During their fresh investigation of the site, Dr. Halligan and her colleagues found bifacial stone tools, reexamined the cut marks on the mastodon tusk found during the initial digs, and uncovered mastodon dung.
All of the artifacts were found to be more than 14,000 years old, with one stone knife coming in at 14,550 years old. Although that predates the Clovis people by more than 1,000 years, it's not the only pre-Clovis archaeological site that dates to around that time and the genetic data suggests that people started spreading south into the Americas some 16,000 years ago.

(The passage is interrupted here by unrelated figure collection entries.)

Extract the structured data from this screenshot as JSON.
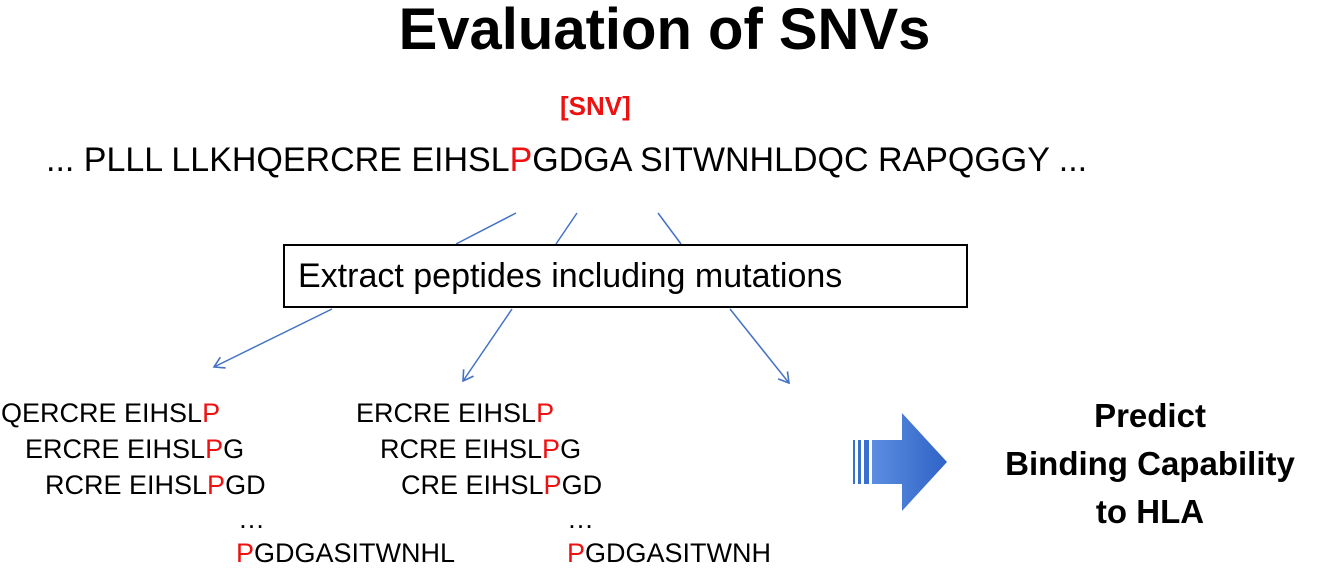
{
  "title": "Evaluation of SNVs",
  "snv_label": "[SNV]",
  "sequence": {
    "before": "... PLLL LLKHQERCRE EIHSL",
    "mutation": "P",
    "after": "GDGA SITWNHLDQC RAPQGGY ..."
  },
  "extract_label": "Extract peptides including mutations",
  "peptides_left": [
    {
      "pre": "QERCRE EIHSL",
      "mut": "P",
      "post": ""
    },
    {
      "pre": "ERCRE EIHSL",
      "mut": "P",
      "post": "G"
    },
    {
      "pre": "RCRE EIHSL",
      "mut": "P",
      "post": "GD"
    },
    {
      "pre": "…",
      "mut": "",
      "post": ""
    },
    {
      "pre": "",
      "mut": "P",
      "post": "GDGASITWNHL"
    }
  ],
  "peptides_right": [
    {
      "pre": "ERCRE EIHSL",
      "mut": "P",
      "post": ""
    },
    {
      "pre": "RCRE EIHSL",
      "mut": "P",
      "post": "G"
    },
    {
      "pre": "CRE EIHSL",
      "mut": "P",
      "post": "GD"
    },
    {
      "pre": "…",
      "mut": "",
      "post": ""
    },
    {
      "pre": "",
      "mut": "P",
      "post": "GDGASITWNH"
    }
  ],
  "predict": {
    "line1": "Predict",
    "line2": "Binding Capability",
    "line3": "to HLA"
  },
  "colors": {
    "mutation": "#ee1111",
    "arrow_line": "#4472c4",
    "block_arrow": "#3a6fd0"
  }
}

Still, says co-principal investigator Michael Waters, confirming this site "adds another important data point to our story of the first Americans."
And, it expands this early human presence to a fresh region.
"Page Ladson is, without a doubt, the best documented Paleoindian site in the southeast," Dr. Anderson says.
The dung found in the new investigation both helped the researchers date the sediment layers in which artifacts were found and yielded new insights into the mysterious demise of the mastodon.
"When mastodons and other large bodied herbivores were abundant, so was their dung," study co-author Daniel Fisher, director of the Museum of Paleontology at the University of Michigan, said in the press conference. But the dung wasn't the only thing of abundance: a fungus that grew on it was, too.
So the team hunted through the underwater sediment layers for the spores of that fungus as evidence of mastodon presence.
"The concentration of these spores within sediment layers drops dramatically about 2,000 years after the time of the Page-Ladson mastodon, suggesting that this is when the dung of large herbivores finally became too rare for the dung fungus to persist," Dr. Fisher says.
The implication of these findings is that mastodons, and perhaps other megafauna, didn't go extinct until at least 2,000 years after humans arrived on the landscape.
Still, that doesn't confirm if humans hunted the megafauna to extinction as some suggest. Perhaps humans played a role, or perhaps it was climate, as others have suggested.
And the team isn't even sure the mastodon bones found at Page-Ladson come from animals hunted by these prehistoric Americans. "We have many of the bones of the mastodon but we don't have an unambiguous spear point found embedded in the rib area of the mastodon or anything like that," Halligan says.
The reanalysis of the cut marks on the mastodon tusk also appear to come from the process of removing the tusk after the animal died. So, says Dr. Fisher, "hunting versus scavenging is just not something we can distinguish yet for this particular individual."